Updated diagnostic criteria for multiple sclerosis carry a real risk of overdiagnosis and unequal implementation, it is being argued.
The criticisms target the 2024 McDonald criteria, published in The Lancet Neurology [link here], which some clinicians said could result in asymptomatic patients receiving a formal MS diagnosis despite never developing clinical symptoms. However, criteria’s developers have pushed back, defended their approach as flexible and insisting that “a diagnosis does not mandate treatment initiation.”
The RIS problem
A central concern involved patients with radiologically isolated syndrome (RIS), incidental MRI findings consistent with MS in people with no symptoms.
In a letter to the same journal [link here], Professor Darin Okuda of the University of Texas Southwestern Medical Center observed that the new McDonald criteria placed greater emphasis on spinal cord lesions than the separate 2023 RIS criteria. This mismatch, he said, could cut both ways.
Some patients might meet RIS criteria but not receive an MS diagnosis, potentially missing early treatment opportunities. Conversely, asymptomatic patients with sufficient MRI lesions and positive cerebrospinal fluid (CSF) findings could be diagnosed with MS, and some may never develop symptoms, yet face the social stigma, unnecessary treatment and financial consequences of a formal diagnosis.
Professor Stephen Krieger of the Icahn School of Medicine at Mount Sinai raised similar concerns [link here], warning that the updated criteria increased the risk of misdiagnosing asymptomatic patients with non-specific MRI findings. He also flagged the practical challenge of explaining to patients the difference between an MS diagnosis and an elevated risk of developing MS.
Responding in the same issue [link here], the team behind the criteria led by senior author Professor Alan Thompson, honorary consultant neurologist at the UCL Queen Square Institute of Neurology, said the new criteria could identify high-risk asymptomatic patients by incorporating prognostic factors such as sex, age, lesion number and topography, and oligoclonal bands. Treatment decisions, they added, remained part of a patient-doctor process shaped by local regulations and evidence.
Optic nerve findings: expertise required
Professor Ahmed Toosy, also of UCL Queen Square, strongly supported the criteria’s inclusion of the optic nerve as a region for fulfilling dissemination in space (DIS), calling it formal recognition of a region already associated with clinically definite MS. But he warned that correctly interpreting optical coherence tomography, visual evoked potentials or optic nerve MRI required specialist expertise that was not universally available.
Professor Toosy’s group proposed an international Delphi process to develop consensus-driven implementation strategies for optic nerve assessment.
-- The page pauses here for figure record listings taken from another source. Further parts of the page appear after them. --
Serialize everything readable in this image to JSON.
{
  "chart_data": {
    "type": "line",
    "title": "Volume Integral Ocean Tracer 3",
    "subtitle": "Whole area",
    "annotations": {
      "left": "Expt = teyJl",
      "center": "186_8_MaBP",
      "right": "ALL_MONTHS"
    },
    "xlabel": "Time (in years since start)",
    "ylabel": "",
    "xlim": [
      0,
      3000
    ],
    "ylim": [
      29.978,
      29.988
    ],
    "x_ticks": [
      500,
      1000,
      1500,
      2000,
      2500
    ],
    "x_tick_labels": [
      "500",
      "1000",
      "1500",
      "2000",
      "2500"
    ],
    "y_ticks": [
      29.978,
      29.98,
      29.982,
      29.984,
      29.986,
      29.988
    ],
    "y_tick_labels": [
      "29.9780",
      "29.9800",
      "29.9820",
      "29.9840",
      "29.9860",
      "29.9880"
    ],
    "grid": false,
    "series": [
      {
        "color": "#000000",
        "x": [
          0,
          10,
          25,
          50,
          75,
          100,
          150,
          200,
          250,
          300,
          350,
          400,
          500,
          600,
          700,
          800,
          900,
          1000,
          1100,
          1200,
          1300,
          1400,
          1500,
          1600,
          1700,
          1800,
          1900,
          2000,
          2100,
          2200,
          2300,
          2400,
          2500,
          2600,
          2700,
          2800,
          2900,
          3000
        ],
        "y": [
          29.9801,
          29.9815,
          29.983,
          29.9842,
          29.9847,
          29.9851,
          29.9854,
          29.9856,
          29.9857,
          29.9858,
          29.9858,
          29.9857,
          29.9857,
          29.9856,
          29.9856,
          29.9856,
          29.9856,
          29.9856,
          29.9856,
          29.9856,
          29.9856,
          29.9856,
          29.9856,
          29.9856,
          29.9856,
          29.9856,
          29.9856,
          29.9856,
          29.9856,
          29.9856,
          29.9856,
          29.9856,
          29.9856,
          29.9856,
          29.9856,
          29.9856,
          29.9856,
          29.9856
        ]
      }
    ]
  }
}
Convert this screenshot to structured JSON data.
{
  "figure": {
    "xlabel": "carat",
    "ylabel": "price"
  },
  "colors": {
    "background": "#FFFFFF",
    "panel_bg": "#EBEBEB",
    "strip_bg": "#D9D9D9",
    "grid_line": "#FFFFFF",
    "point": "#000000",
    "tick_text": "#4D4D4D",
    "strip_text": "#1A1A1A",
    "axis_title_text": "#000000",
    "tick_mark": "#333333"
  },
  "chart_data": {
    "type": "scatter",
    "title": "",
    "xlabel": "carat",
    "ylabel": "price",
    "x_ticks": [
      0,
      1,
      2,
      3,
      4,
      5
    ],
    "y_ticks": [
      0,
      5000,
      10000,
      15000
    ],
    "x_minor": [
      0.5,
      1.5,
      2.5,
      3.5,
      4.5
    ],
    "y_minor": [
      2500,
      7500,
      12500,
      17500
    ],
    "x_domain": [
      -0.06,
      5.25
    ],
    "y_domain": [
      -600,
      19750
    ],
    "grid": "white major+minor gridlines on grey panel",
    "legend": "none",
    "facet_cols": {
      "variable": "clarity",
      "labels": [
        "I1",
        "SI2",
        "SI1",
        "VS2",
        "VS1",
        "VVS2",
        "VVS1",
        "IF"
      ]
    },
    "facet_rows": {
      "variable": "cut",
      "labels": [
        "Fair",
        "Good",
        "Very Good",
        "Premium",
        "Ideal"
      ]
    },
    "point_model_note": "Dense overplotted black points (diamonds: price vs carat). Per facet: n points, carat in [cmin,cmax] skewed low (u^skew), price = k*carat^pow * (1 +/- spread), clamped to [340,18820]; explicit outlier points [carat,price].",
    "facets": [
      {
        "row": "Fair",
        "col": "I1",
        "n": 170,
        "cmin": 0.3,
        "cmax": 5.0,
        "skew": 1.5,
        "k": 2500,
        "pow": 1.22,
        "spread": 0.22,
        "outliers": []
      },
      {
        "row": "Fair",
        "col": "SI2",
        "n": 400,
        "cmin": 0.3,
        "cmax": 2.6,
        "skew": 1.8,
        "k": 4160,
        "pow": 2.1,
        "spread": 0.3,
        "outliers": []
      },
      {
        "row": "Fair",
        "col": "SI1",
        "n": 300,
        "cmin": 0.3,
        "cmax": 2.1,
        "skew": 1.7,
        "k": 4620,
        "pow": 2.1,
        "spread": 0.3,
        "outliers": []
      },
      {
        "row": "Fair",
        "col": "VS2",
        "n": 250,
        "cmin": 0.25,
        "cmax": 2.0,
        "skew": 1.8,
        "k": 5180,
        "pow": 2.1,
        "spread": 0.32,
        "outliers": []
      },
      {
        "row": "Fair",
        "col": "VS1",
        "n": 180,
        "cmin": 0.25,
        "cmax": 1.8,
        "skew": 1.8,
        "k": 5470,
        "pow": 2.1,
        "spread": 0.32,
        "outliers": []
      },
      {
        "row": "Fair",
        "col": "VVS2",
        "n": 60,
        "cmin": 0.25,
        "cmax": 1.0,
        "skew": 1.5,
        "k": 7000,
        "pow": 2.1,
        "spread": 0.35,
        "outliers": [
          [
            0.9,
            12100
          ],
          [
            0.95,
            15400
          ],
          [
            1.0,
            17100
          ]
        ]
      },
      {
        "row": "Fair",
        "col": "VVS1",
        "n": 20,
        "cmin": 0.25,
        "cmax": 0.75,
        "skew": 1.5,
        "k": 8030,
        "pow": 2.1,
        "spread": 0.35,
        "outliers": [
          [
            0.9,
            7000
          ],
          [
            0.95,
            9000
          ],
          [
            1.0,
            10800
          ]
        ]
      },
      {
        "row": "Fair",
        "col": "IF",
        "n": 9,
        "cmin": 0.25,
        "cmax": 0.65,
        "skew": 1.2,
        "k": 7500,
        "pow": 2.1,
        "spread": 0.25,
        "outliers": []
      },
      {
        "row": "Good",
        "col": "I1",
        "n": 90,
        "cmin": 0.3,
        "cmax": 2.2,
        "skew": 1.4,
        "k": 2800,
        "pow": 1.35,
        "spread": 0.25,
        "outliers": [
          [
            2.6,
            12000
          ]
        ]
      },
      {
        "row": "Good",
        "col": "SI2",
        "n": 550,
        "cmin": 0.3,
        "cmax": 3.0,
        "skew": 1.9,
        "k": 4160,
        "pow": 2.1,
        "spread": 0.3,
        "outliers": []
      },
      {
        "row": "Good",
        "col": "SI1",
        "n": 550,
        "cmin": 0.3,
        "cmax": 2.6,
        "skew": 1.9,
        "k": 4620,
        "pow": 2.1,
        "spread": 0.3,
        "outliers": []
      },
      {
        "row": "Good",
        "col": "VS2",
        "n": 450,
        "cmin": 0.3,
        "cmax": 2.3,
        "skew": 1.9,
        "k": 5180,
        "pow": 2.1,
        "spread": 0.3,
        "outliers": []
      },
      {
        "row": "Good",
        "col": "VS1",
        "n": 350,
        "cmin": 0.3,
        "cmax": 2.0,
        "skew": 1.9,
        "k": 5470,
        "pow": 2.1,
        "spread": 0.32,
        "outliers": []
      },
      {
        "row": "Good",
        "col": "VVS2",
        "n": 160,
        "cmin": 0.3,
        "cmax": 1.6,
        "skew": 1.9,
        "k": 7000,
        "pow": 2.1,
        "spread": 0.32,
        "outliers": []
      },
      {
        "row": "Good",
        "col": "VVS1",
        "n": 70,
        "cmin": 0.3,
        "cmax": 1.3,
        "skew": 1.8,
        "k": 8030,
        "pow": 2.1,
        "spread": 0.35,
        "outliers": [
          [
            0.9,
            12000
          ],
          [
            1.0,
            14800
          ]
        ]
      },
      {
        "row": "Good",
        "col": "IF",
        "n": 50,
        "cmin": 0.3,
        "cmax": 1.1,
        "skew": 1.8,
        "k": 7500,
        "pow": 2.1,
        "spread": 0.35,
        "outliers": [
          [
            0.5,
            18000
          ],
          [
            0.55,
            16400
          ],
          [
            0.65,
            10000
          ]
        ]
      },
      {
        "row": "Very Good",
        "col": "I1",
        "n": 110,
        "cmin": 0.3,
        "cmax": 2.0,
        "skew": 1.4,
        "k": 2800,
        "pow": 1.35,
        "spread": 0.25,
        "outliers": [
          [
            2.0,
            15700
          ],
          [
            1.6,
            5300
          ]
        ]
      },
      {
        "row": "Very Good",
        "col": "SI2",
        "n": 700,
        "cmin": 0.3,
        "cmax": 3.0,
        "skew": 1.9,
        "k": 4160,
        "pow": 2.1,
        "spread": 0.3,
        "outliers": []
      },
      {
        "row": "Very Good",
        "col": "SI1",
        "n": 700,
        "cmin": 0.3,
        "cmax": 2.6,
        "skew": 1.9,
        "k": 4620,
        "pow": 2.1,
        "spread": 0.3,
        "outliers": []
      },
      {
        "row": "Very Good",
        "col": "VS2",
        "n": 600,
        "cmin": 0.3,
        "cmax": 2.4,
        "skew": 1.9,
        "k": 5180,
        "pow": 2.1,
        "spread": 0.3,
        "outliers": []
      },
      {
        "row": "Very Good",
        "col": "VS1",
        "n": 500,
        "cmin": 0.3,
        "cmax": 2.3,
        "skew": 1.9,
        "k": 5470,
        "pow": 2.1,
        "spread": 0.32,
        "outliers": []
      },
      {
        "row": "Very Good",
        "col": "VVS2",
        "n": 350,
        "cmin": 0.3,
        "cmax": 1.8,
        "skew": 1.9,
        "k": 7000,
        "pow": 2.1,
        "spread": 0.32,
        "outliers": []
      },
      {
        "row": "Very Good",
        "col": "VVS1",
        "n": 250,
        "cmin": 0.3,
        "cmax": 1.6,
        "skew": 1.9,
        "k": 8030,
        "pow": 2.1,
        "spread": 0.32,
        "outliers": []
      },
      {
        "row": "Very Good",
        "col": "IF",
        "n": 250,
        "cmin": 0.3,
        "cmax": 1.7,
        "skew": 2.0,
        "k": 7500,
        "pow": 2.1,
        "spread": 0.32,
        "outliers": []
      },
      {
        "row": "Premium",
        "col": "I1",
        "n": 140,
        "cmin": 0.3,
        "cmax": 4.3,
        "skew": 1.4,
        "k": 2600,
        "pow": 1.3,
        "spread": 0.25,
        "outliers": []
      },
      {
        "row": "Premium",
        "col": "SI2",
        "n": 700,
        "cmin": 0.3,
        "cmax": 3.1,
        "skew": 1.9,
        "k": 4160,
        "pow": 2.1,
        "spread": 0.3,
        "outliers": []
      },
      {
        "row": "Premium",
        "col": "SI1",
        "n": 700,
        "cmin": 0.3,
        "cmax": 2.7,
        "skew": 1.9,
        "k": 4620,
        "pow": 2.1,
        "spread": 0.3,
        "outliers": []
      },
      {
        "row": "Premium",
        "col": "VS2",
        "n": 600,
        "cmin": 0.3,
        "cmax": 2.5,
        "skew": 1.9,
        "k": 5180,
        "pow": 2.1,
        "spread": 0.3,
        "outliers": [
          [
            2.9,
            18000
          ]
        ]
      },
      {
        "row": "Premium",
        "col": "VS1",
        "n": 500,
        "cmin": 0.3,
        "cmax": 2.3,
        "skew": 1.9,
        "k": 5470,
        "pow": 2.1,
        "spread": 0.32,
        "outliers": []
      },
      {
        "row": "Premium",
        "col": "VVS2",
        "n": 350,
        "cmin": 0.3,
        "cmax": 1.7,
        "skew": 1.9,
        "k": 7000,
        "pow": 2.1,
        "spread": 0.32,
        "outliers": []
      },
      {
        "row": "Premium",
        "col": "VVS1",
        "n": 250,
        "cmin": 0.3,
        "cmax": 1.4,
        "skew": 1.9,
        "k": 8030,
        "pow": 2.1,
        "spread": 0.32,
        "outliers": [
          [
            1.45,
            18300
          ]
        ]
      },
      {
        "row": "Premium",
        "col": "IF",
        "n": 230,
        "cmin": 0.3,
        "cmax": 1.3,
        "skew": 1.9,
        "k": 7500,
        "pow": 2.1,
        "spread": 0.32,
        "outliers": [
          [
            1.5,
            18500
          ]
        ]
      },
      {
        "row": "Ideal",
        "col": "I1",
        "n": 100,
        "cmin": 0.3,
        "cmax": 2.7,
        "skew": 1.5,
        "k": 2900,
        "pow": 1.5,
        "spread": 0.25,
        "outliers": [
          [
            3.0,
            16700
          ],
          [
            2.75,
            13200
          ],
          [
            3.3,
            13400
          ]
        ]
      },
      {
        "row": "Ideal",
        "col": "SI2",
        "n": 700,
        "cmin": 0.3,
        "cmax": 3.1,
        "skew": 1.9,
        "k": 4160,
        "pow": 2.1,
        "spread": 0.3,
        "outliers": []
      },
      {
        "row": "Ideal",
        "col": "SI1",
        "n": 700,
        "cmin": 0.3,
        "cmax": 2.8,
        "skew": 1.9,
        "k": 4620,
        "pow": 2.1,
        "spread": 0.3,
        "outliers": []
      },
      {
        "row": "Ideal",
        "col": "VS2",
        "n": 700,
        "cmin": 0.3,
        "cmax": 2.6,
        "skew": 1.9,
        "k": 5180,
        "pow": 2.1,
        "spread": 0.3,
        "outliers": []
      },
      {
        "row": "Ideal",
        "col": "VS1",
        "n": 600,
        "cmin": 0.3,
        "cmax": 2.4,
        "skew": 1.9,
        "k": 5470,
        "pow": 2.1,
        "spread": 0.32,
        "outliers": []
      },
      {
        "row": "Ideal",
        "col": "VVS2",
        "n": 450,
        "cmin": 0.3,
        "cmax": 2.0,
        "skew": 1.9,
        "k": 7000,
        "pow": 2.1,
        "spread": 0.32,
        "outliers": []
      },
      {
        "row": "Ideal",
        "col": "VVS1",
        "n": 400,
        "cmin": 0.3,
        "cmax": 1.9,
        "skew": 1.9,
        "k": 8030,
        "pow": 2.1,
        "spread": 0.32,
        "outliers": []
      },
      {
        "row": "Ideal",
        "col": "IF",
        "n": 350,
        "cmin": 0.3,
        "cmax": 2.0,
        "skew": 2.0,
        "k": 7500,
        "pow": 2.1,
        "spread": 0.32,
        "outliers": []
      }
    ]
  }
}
Professor Krieger echoed the concern, warning that variable access to diagnostic tools could drive inconsistent uptake of the criteria and push patients toward specialised MS centres, a trend he said would disproportionately affect patients in low-resource settings and worsen diagnostic delays.
Professor Thompson and colleagues acknowledged that harmonising methodologies and training would be essential, but stressed that advanced techniques were “not mandatory” and could “substantially increase diagnostic confidence when available.”
CSF inflammation should be central, say German authors
Professor Uwe Zettl of Rostock University Medical Center and colleagues argued the updated criteria carried “a substantial risk of confirmation bias,” since MS could now be diagnosed on paraclinical findings alone [link here].
They argued that detection of chronic non-infectious CSF inflammation was “almost pathognomonic” for MS and should serve as the cornerstone of diagnosis once MS was suspected. Other modalities, they said, should confirm or refute that framework rather than independently establish it.
Future revisions, they proposed, should prioritise diagnostic safety over speed, address global applicability, and establish CSF-based confirmation of CNS inflammation as a central diagnostic pillar.
Professor Thompson and colleagues said they had guarded against overdiagnosis by reinforcing the requirement for objective evidence, particularly MRI abnormalities, and incorporating additional safeguards for older patients or those with vascular risk factors, including evaluation of anti-MOG antibodies, the central vein sign and paramagnetic rim lesions.
They welcomed the debate, saying constructive discussion and ongoing education were essential to improve care for people with MS.